- Tuesday, July 26, 2016

ANALYSIS/OPINION:

On the opening day of NFL camps, the league and union responsible for protecting its players, like the surgeon general putting a warning on a pack of cigarettes, issued a joint message that, for all intents and purposes, said playing football is dangerous to your health.

It came in the form of a new concussion policy, as the industry of football struggles with ways to manage the human carnage that we all so love myself included to watch.

The league and the NFL Players Association made the joint announcement Monday that they will increase the punishments and investigations into violations of the NFL’s game-day concussion protocol.

Those steps include fines that could go as high as $150,000 against the team and perhaps more if further violations are discovered.

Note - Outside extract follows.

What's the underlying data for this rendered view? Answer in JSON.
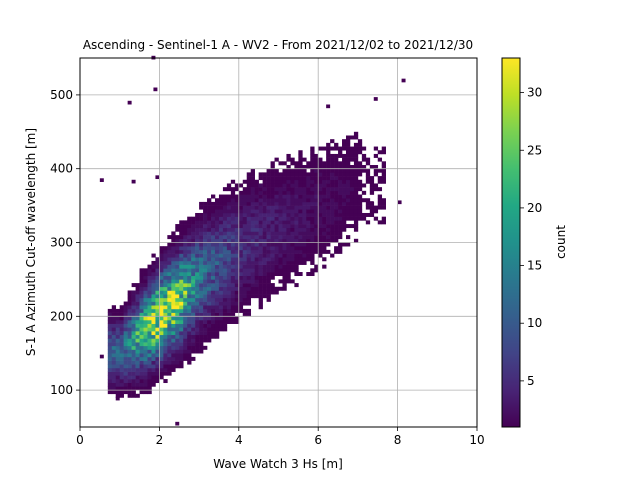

Also, “If the commissioner determines that the club’s medical team failed to follow protocol because of competitive considerations, the club may be required to forfeit draft pick(s) and face additional fines exceeding amounts” set in the policy, the joint statement said.


AUDIO: Nationals manager Dusty Baker with Thom Loverro


According to ESPN, the league was forced into the stricter concussion protocol by the union’s threat to claim medical malpractice against team doctors and league neurologists assigned to games.

It’s nice to know the league has the interests of its players at heart.

This is a win for the union, and there is no such thing as a small win for the NFL Players Association, which has taken its lumps lately amidst the multi-million guaranteed contracts that were handed out in the NBA — guarantees that don’t exist, for the most part, in the NFL.

No players union has a tougher job fighting for its members than the NFL Players Association because of the nature of the sport and those who participate in it. Nobody is promised tomorrow on a football field. That is the leverage the league will always have over the union in any so-called labor war.

Players fear for their jobs and livelihoods every day, because they can disappear with one tackle or even one wrong step in a conditioning workout. You need look no further than the developments at Redskins Park on Monday — the same day the new concussion protocol was released — to see the evidence of how precarious life is in the NFL.

Redskins linebacker Junior Galette, recovering from a torn left Achilles tendon last August and primed to return to the field for the opening of training camp this week, tore his right Achilles tendon and is likely out of action for a second consecutive season.

On the same day, safety Kyshoen Jarrett was waived after the Redskins said he failed a physical. Jarrett, the 2015 sixth-round pick out of Virginia Tech who became a valuable part of the Washington defense in his rookie season, suffered a nerve injury against the Dallas Cowboys in the final regular-season game of the year and has been unable to regain strength in his right arm.

One season with promise, and now what?

In May, Galette told reporters that “having a year off from football, something I love to do and is my passion, you just got that hunger. I feel like I’m an undrafted rookie all over again with something to prove to myself.”

Passion. Something to prove.

Now imagine if the NFL Players Association were to go to war with the league in the next bargaining agreement for more security and more protections, and NFL owners, as they have in the past, locked their doors and told the players to stay away until they’re ready to play under the conditions the owners demand of them.

You think Galette is going to give up precious time on a potentially short career to stand in a picket line?

Maybe Tom Brady, who signed a two-year extension in March with a $28 million signing bonus, or Aaron Rodgers, who signed a contract in 2013 with more than $62 million in guaranteed money, will stand firm.

But most of the NFL is made up of guys fighting for jobs, seeing their career mortality with each Achilles tendon tear. The very mentality of a football player is to compete for your job every season, or else they will find someone younger and cheaper to plug in. And you’re going to ask these guys to give up playing time for the greater good of the union?

That’s a tough ask, and for the NFL Players Association to have gotten what they have out of the owners — a split of between 47 percent and 48.5 percent of all league revenue, among other concessions is quite the accomplishment. Heck, the players had to temporarily disband as a union to get the courts to declare the 2011 NFL lockout illegal.

The new concussion protocol the union secured is to protect the players from themselves as much as it is from coaches and doctors.

Wes Welker suffered at least six known concussions in his 12-year career, including three in a span of nine months and two in a period of three weeks. Yet he told reporters in January of this year that he can’t wait to get back on the field again for the now-Los Angeles Rams after signing a one-year deal in November and playing the final eight games of the season.

“Yeah, I was happy to get to play football again,” Welker told the St. Louis Post-Dispatch. “That was the No. 1 thing. Getting back out there, and being around the guys, and being in the locker room. And just being around football again. I missed it, and love being around the game.”

Now a free agent, Welker has made $41 million in 12 NFL seasons. You think he is going to willingly sacrifice a single game to sing, “We shall overcome?”